Limitazioni della ghisa grigia e quando non utilizzarla
Ogni materiale ha limiti di utilizzo appropriato. Comprendere i limiti della ghisa grigia previene errori di progettazione catastrofici e guida le decisioni corrette sulla sostituzione dei materiali.
- Nessun utilizzo nelle strutture portanti primarie: La ghisa grigia non dovrebbe mai essere l'elemento portante principale in una struttura sottoposta a notevoli sollecitazioni di trazione o flessione. Il suo allungamento prossimo allo zero significa che non fornisce alcun preavviso prima della rottura e nessuna ridistribuzione plastica dei sovraccarichi.
- Nessun impatto o carico d'urto: Le applicazioni che comportano carichi di impatto improvvisi (teste di martello, ganci di sollevamento, staffe critiche per la sicurezza) sono fondamentalmente incompatibili con il comportamento fragile alla frattura della ghisa grigia. È invece necessario utilizzare ferro duttile o acciaio.

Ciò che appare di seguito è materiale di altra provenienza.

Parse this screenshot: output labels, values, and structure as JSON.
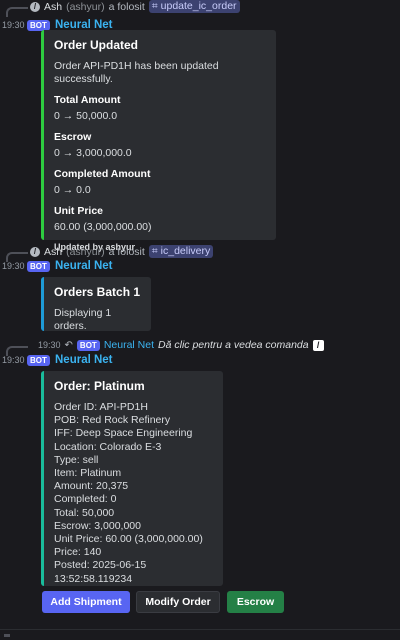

- Difficile da saldare: L’alto contenuto di carbonio e la fragilità della ghisa grigia rendono la saldatura tecnicamente impegnativa e inaffidabile. La saldatura di riparazione è possibile con il preriscaldamento da 300°C a 600°C ed elettrodi a base di nichel, ma i giunti saldati in ghisa grigia non sono mai affidabili quanto il metallo base e non devono essere utilizzati in applicazioni strutturali o contenenti pressione.
- Non possono essere lavorati a freddo: La ghisa grigia non ha capacità di deformazione plastica a temperatura ambiente. Non può essere piegato, formato, arrotolato o disegnato. Tutta la modellatura deve essere eseguita mediante fusione o lavorazione meccanica.
- Corrosione in ambienti aggressivi: La ghisa grigia si corrode in ambienti umidi, acidi o salini. I rivestimenti protettivi (vernici, rivestimenti epossidici e bituminosi) sono necessari per il servizio all'aperto o interrato. Le scaglie di grafite possono agire come catodi nelle celle galvaniche, accelerando la dissoluzione del ferro in ambienti contenenti elettroliti senza protezione.
- Sensibilità della sezione: Le proprietà variano in modo significativo con lo spessore della sezione nella stessa fusione. Le sezioni sottili si raffreddano più velocemente, producendo microstrutture più fini e più dure; le sezioni spesse si raffreddano lentamente, producendo grafite più grossolana e matrici più morbide. La progettazione deve tenere conto di questa variabilità o specificare intervalli di durezza in posizioni critiche.